Essex – The John R. Park Homestead Conservation Area was honoured to welcome Métis artist Tracey-Mae Chambers to open her #hopeandhealingcanada art installation exhibit on August 29, 2022.
The #hopeandhealingcanada project created by Ms. Chambers consists of a series of site specific art installations across Canada. Each is made using crochet, knit, and woven red yarns. This ongoing body of work is used to illustrate connections between Indigenous, Inuit, and Métis peoples with Canadians, while also addressing the decolonization of public spaces. Once dismantled, the work will be returned to Ms. Chambers and will be reworked and repurposed at another site somewhere else in the country. The stories gathered from each participating venue will culminate in a book and traveling exhibition.
The John R. Park Homestead Conservation Area is an 1842 living history museum that interprets how life was lived during this pioneer period. “Over the last number of years and with significant guidance from valued partners, we’ve worked hard to tell a more full history of the site, and recognize the Original People who inhabited this site from time immemorial,” explained Tania Jobin, Chair of the Essex Region Conservation Authority.

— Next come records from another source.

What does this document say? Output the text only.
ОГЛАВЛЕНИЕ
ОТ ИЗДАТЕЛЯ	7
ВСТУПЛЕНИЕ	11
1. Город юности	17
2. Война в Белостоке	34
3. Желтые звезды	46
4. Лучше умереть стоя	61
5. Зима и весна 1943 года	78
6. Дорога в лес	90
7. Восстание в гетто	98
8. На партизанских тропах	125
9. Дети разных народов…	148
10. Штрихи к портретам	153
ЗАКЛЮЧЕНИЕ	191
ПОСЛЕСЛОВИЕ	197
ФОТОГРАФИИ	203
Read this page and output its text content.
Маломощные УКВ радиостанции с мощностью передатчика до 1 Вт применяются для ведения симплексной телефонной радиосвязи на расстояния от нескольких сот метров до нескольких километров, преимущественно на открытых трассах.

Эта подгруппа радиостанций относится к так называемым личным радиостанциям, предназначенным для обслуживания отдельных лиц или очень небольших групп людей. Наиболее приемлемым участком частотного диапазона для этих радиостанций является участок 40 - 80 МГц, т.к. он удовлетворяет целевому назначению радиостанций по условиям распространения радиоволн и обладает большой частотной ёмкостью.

The John R. Park Homestead’s recently updated Strategic Plan identifies the importance of deconstructing colonialism in the museum space by building on Indigenous Voices and Representation, creating opportunities for access, input, and content curation by Indigenous voices and including Indigenous art, culture, stories, traditions, and knowledge into the interpretive narrative.

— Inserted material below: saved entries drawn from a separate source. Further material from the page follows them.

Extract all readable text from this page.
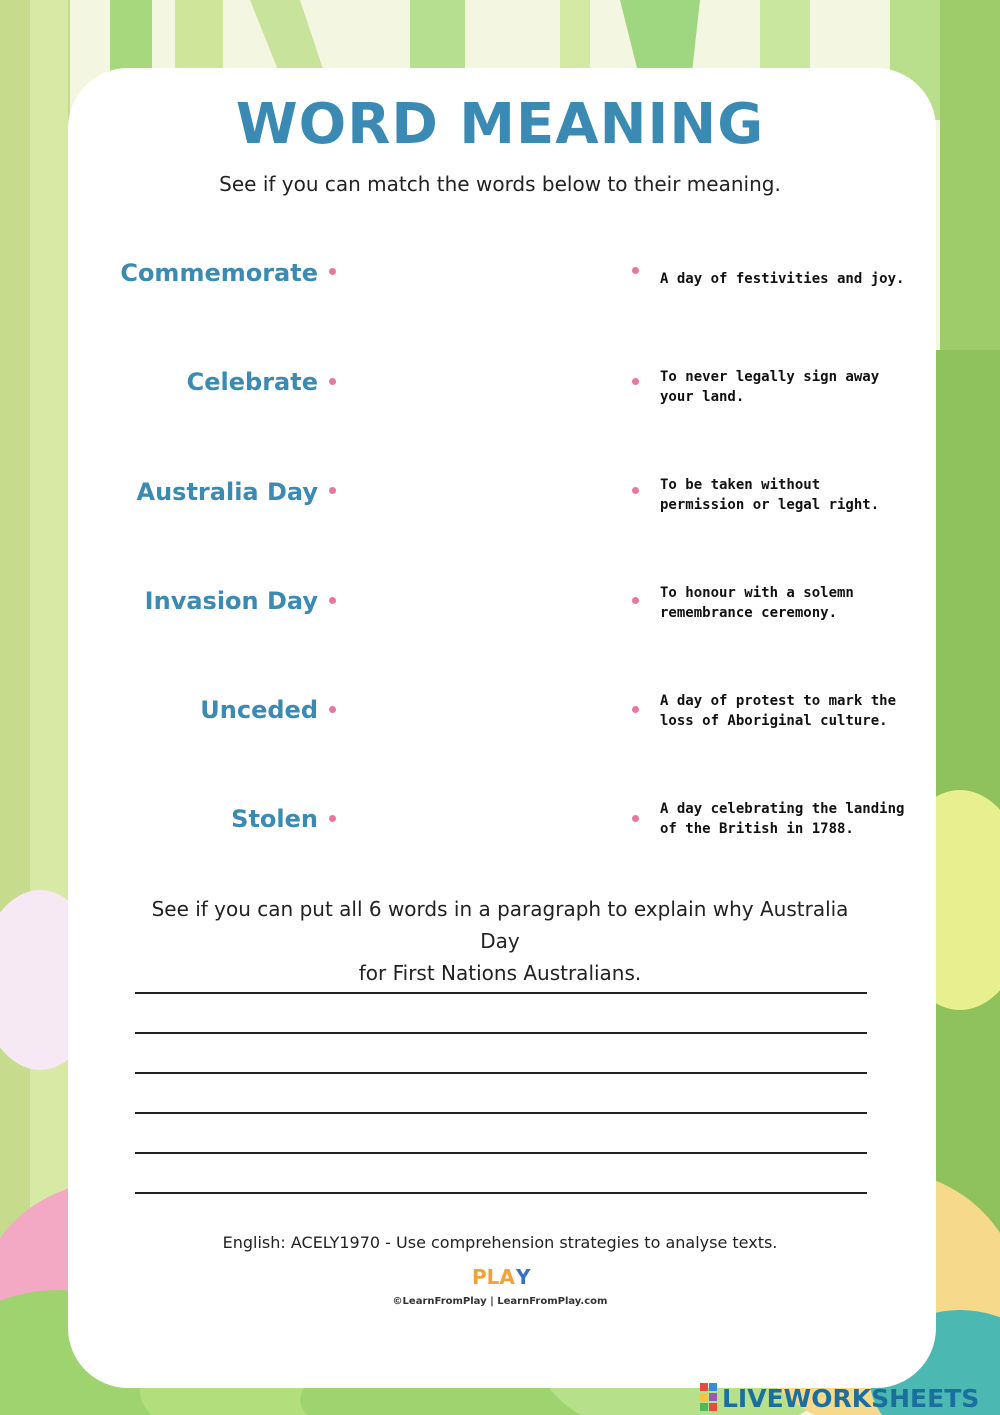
WORD MEANING
See if you can match the words below to their meaning.
Commemorate
Celebrate
Australia Day
Invasion Day
Unceded
Stolen
A day of festivities and joy.
To never legally sign away your land.
To be taken without permission or legal right.
To honour with a solemn remembrance ceremony.
A day of protest to mark the loss of Aboriginal culture.
A day celebrating the landing of the British in 1788.
See if you can put all 6 words in a paragraph to explain why Australia Day
for First Nations Australians.
English: ACELY1970 - Use comprehension strategies to analyse texts.
PLA Y
©LearnFromPlay | LearnFromPlay.com
LIVEWORKSHEETS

“We are so incredibly thankful to Ms. Chambers for selecting the John R. Park Homestead Conservation Area as one of her North-American locations for her acclaimed Hope and Healing Canada site-specific art installations,” Jobin goes on to say. “In the coming months, we hope to welcome many guests, including students of all ages, to view this remarkable art and to stimulate thoughtful conversation around our collective role in advancing Truth, Reconciliation, and de-colonization.”
Funding support for this exhibit at the John R. Park Homestead has been generously provided by Libro Credit Union. “As active community partner, Libro Credit Union is committed to building inclusive local economies that benefit all community members,” said Lori Atkinson, Regional Manager Windsor Essex. “We understand that the process of reconciliation includes learning about, recognizing and acknowledging the importance of Indigenous history, culture and language. We feel privileged to contribute to bringing this exhibit by Métis Artist Tracey-Mae Chambers to our region, to support her work and help spread her message.”
Tracey-Mae Chambers is a Métis artist and a member of the Métis Nation of Ontario. Her family is from, and some still reside, in the traditional Métis community in Sault Ste. Marie and Penetanguishene, Ontario. She is traveling across Canada and the United States creating site specific art installations at residential school historical sites, cultural centres, museums, art galleries and other public spaces. You can learn more at www.traceymae.com.
The #hopeandhealingcanada installation will be at the John R. Park Homestead until November 25th.
The John R. Park Homestead Conservation Area is located on the traditional territory of the Three Fires Confederacy of First Nations, comprised of the Ojibway, the Odawa, and the Potawatomie Peoples. To recognize the land is an expression of gratitude and appreciation to those whose territory you reside on, and a way of honouring the Indigenous people who have been living and working on the land from time immemorial.